Many of the police along the route were in fireproof clothing, and stood clutching fire extinguishers with the pins removed for immediate action. They were not fearing a burning of flags or some incendiary attack on Parliament, but were ready in case some individual attempted to burn themselves to death as a protest. Fortunately they did not need to rush into action.

It was a very slow march up past Parliament, with people stopping at intervals to sit down on the road, to the considerable annoyance of the police, who at times made some pretty ineffectual attempts to speed the march up. But there were so many demonstrators they were powerless; even though the demonstrators generally law-abiding they were determined to have their day and take their time.

© 2009 Peter Marshall.
Sri Lankan MP, M K Shivaji Lingam (inn brown coat)

Among those marching was at least one Sri Lankan MP, M K Shivaji Lingam of the Tamil National Alliance (TNA), who has stated that “it will be impossible to crush or destroy the LTTE (Liberation Tigers of Tamil Eelam) militarily” and that “Hindu culture (in Sri Lanka) is at stake” threatened by the attacks by government forces that have taken over and damaged many Hindu shrines. In December he visited India and obtained the support of several Hindu groups for the Tamil cause.

© 2009 Peter Marshall.

I left around an hour later, with marchers still streaming past the Houses of Parliament, with the end of the march still coming up Millbank, and Horseferry Road just reopening to traffic. Bringing up the rear was the decorated bus or ‘tiara’ built in Karachi for Dalawar Chaudhry who owns a restaurant in Southall, which as well as its normal extensive decoration had posters calling for an end to the ethnic cleansing and highlighting the killing of politicians and human rights activists in Sri Lanka.

More pictures from the event on My London Diary shortly

Chinese New Year

London today celebrates the Chinese New Year, the Year of the Ox, but I don’t feel any great need to go and take pictures, or indeed to go and join in the celebrations.

I’ve nothing against the Chinese, and I’ve been to the celebrations in London most years. The roads will be crowded for the parade and later in the day the streets of Soho’s Chinatown will be packed to the gunnels (or gunwales) with crowds trying to watch as the lion dancers and their teams of drummers visit the many shops and leap at the hanging greens above their doorways, or queue to eat in the many restaurants.

© 2008 Peter Marshall
Chinese New Year, Soho, London 2008

It’s certainly a spectacle worth seeing, but I’ve seen it before and photographed it many times and don’t feel a need to repeat the experience. Looking at the pictures from last year or earlier years

© 2006 Peter Marshall
Chinese New Year, Soho, London 2006

© 2005 Peter Marshall
Chinese New Year, Soho, London 2005

I feel I’m simply repeating myself (though of course I did take other pictures:)

© 2004 Peter Marshall
Chinese New Year, Trafalgar Square, London 2004

but perhaps the best are from earlier years where I shot mainly in black and white and concentrated on the people

© 2002 Peter Marshall
Firecrackers, Chinese New Year, Soho, London 2002

Of course it’s an event that brings out the Flickrati in droves (again I’ve nothing against them but don’t feel moved to join them, though I do have a free account with 97 pictures there) and where everyman and her dog has a camera and is pushing to get pictures – so, unlike some of the other events I photograph I don’t think my pictures will be missed.

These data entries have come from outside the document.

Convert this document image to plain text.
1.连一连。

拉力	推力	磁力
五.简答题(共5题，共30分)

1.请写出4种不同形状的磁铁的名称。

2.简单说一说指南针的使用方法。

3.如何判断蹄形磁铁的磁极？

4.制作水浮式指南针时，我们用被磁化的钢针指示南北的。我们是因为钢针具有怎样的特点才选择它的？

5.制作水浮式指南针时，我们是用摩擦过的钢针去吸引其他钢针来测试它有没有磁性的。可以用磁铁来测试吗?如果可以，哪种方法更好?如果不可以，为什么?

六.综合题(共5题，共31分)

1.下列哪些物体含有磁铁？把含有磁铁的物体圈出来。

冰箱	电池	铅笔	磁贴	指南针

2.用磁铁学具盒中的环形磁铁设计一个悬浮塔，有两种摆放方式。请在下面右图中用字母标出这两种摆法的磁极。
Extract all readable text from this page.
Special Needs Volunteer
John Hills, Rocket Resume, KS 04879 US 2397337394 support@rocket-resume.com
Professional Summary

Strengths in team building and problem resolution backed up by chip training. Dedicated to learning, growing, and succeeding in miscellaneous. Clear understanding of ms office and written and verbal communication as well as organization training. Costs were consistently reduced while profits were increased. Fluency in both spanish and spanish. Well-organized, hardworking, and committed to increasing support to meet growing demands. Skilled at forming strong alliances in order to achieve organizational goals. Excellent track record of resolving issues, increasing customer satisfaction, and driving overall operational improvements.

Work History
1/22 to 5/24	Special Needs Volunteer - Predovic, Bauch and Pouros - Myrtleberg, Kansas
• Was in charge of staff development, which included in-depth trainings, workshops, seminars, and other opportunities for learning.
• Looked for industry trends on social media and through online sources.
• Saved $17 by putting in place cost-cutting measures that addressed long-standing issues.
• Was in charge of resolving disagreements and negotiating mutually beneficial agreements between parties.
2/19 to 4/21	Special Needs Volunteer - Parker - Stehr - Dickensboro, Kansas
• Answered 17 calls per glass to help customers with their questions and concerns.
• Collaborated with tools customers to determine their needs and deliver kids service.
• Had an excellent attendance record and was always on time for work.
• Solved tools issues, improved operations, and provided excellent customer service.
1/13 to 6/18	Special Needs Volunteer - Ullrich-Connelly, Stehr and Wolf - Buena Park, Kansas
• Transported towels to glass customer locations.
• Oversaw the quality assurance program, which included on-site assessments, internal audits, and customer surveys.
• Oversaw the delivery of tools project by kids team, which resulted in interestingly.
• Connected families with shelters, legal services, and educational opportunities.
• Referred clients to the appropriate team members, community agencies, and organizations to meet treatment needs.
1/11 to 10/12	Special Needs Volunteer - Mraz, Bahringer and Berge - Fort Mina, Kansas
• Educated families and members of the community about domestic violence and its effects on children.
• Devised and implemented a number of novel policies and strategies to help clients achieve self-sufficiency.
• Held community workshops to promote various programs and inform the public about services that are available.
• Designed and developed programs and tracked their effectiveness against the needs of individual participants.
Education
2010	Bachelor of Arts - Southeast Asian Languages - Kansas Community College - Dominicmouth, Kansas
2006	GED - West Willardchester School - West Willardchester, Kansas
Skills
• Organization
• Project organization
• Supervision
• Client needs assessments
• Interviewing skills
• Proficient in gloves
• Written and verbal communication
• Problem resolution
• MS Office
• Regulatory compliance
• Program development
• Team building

And it’s actually much harder to work with amateurs than with a whole pack of pros.

Pros tend to be aware of other photographers and to “do as they would wish to be done by“, at least to some extent working together as a team and not deliberately impeding others; a certain unwritten etiquette applies (though TV crews sometimes think they are God and treat still photographers as dirt.)

© 2006 Peter Marshall
At the last second a hand appeared blocking my view

But holding a camera phone at arms length and concentrating on its small screen makes some people (mainly young and male and self-assured) completely oblivious to the presence of others as they happily walk right in front of me as I’m photographing or hold their phone right in front of my lens.